Happy Cinco de Mayo! Celebrate with this fried shrimp recipe from Cooking with Baja Magic Dos, part of our current cookbook sale.
Batter Fried Shrimp Mazatlán Style
Mazatlán is a busy seaport and industrial city on the west coast of mainland Mexico just south of the tip of Baja. It was one of Mexico’s first beach resorts back in the early ‘60s and is still a major stop on all Mexican Riviera cruises. We spent a few Easter vacations in Mazatlán when I was a kid, enjoying the sunny weather, warm water, and friendly ambiance.

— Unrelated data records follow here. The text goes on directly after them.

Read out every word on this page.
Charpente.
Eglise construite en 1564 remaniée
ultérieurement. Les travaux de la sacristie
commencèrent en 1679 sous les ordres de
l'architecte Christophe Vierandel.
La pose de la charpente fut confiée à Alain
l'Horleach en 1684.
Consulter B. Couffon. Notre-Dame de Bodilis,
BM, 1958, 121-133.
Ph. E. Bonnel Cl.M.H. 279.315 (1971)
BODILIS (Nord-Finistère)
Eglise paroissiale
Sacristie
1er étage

The last time I was there, every night the tourists converged en masse on one of the town’s premier eateries, the Shrimp Bucket. My father swears it has the best fried shrimp served anywhere. They sell it everywhere in Baja now. This is Nina’s version of the dish, which she and my Mom and Dad made up together. Don’t forget the cerveza! Serves six.
2 eggs, beaten
2 tbsp lemon juice
2 tbsp chopped cilantro
2 pounds jumbo shrimp, shelled and deveined
1 1/2 cups Italian breadcrumbs
1 1/2 cups corn or canola oil
1-2 tbsp garlic powder
1 tbsp seasoned salt
In a small bowl, mix eggs, lemon juice, and cilantro. Dip each shrimp into the egg mixture and dredge in breadcrumbs combined with garlic powder and seasoned salt. Heat oil in skillet over medium high heat. Fry each shrimp about two to three minutes, or until crisp and golden. Drain on paper towels and place on platter in oven on warm until ready to serve.